News
- Former editors: Senta Ziegler; Peter Pelinka;
- Categories: News magazine
- Frequency: Weekly
- Founder: Helmut Fellner; Wolfgang Fellner;
- Founded: 1992
- First issue: October 1992
- Company: VGN
- Country: Austria
- Based in: Vienna
- Language: German
- Website: News

= NEWS (Austrian magazine) =

News magazine in Austria

News is an Austrian weekly news magazine published in German and based in Vienna, Austria. The weekly is the major news magazine in the country and has been in circulation since October 1992.

==History and profile==
News magazine was established by Helmut and Wolfgang Fellner and was first published in October 1992. The Verlagsgruppe News is the publisher of the magazine which is published weekly. The Fellner brothers sold the some shares of the company to Gruner + Jahr, a subsidiary of Bertelsmann. In 2016 Gruner + Jahr sold its shares to the Verlagsgruppe News, known as VGN.

News covers entertainment and lifestyle topics as well as news on current affairs, politics and culture.

In the 1990s Senta Ziegler served as the editor-in-chief of the magazine. Until 2008 Andreas Weber was the editor-in-chief of the weekly. Then Atha Athanasiadis served as the editor-in-chief of the News magazine from 2008 to February 2010. As of 2010 the editor-in-chief of the magazine was Peter Pelinka who was appointed to the post in February that year. Corinna Milborn and Silvia Meister were the deputy editors of the weekly.

==Circulation==
News sold more than 200,000 copies in 1993. The market share of the magazine was 19.3% in 2000. The magazine had a circulation of 254,000 copies in 2003. Its readership in 2005 was about 14%, making it the first in its category. In 2007 the magazine sold 285,000 copies.

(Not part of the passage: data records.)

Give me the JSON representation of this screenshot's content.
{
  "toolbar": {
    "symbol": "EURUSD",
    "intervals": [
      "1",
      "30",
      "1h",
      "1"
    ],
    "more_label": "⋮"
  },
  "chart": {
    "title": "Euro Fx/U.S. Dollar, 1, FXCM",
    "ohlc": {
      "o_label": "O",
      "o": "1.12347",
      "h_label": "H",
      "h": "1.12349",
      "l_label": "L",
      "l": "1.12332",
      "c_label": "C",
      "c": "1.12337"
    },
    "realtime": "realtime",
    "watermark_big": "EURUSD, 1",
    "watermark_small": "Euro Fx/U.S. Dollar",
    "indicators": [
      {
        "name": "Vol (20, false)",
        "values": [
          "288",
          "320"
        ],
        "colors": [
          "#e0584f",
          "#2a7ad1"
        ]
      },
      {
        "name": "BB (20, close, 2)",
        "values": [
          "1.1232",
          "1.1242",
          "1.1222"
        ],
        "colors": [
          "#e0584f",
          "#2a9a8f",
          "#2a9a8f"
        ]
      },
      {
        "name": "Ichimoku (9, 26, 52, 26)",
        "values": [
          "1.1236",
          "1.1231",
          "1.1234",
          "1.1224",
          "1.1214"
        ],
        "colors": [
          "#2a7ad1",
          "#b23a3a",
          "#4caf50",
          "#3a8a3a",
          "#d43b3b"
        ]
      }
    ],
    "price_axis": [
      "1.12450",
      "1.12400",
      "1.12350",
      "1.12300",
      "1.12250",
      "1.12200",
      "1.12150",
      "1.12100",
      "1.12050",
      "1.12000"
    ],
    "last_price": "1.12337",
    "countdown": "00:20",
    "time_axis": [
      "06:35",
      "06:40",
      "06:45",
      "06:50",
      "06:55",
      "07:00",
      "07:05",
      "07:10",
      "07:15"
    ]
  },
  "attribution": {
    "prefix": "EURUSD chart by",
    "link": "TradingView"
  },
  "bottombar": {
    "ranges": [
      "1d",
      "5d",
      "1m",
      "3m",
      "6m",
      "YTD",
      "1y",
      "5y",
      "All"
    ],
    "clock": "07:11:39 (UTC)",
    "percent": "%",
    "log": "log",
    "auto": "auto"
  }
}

For the first half of 2008 the magazine had a circulation of 125,710 copies. It was the third best-selling magazine in the country in 2008. News sold 215,000 copies in 2010. In 2012 its circulation was 125.751 copies, and it was 135,875 copies in the first half of 2013.

==Incidents==
In June 2005, News was fined by an Austrian court following its publication of Finance Minister Karl Heinz Grasser's photos kissing Fiona Swarovski, an heiress of the Swarovski crystal dynasty.